SR-M13 week 4 assignment 2026

This assignment is marked out of 40. It constitutes 8% of the total module mark.

Name: insert your name here

Student number: insert here


PART A - DATA ANALYSIS

Datasets for analysis

You will use a data set of counter movement jump measurements.

cmj = read.csv("CMJ_data.csv")

#### IF LOADING AN RSTUDIO DATA SPACE USE THIS COMMAND ###########
# load("CMJ_data.Rdata")

Q1. CORRELATION
Create correlation plots of concentric impulse vs. weight and relative peak power vs. weight. Present the plots in 2 rows - 1 column format and set the plot size to be 4 (width) x 8 (height) inches.

Calculate the Pearson correlation in each case and add the value as annotation on the plots (quote to 2 d.p.). [6 MARKS]

Q2. Interpret the correlation plots from Q1. and so provide an explanation for what the data tells us about the relationships between concentric impulse and relative peak power with body weight. [4 marks]

Put your answer here…….

Q3. PRINCIPAL COMPONENTS ANALYSIS
Create a PCA plot for the CMJ data. On your plot indicate the row-number of each participant.
(NOTE: The jumper mass is not a jump variable and should be removed from the dataset before performing the PCA.) [6 marks]

What % of the variance is explained by the PCA 1 and PCA 2 axes? [2 marks]

Q4. OUTLIERS
Participants 83, 87 & 107 are outliers. For each of these indicate the single most influential jump variable that makes them different to the rest of the cohort. [3 marks]

Q5. STATISTICS
For participant 107 calculate the probability that their jump height is NOT statistically different to the rest of the cohort.
MAKE SURE TO DETAIL ANY ASSUMPTIONS MADE AND JUSTIFY YOUR ANSWER. [3 marks]



PART B - QUESTIONS ON COURSE CONTENT

Make sure to show all workings in your answers (do not just quote a number).

Q6. DATA REGRESSION
In a data regression when the sum of squared residuals (SSR) equals the total sum of square errors (SST), this indicates that the y-variable has no dependence upon the x-variable.
Explain why this is so….[4 marks]

Q7. TIME-SERIES DATA
During a running stride the foot-strike phase lasts for 150-300 ms.

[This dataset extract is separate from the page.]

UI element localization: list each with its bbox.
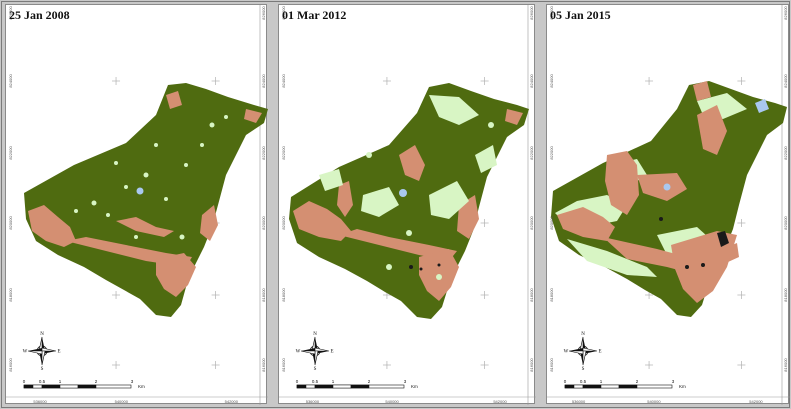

What is the minimum sensor data-acquisition frequency required to capture accurate data for the foot-strike duration? [4 marks]

Q8. MULTIVARIATE TECHNIQUES
Why is the loss of data variance when performing PCA an issue? [4 marks]

Q9. MACHINE LEARNING
In a drug-screening test, 1,000 athletes are tested for a banned substance. The true-positive rate of the test is 0.95. Assume that in a random sample the average percentage of athletes taking the banned substance is 1%.
Athlete X tests positive, what is the probability that they have actually used the banned substance? [4 marks]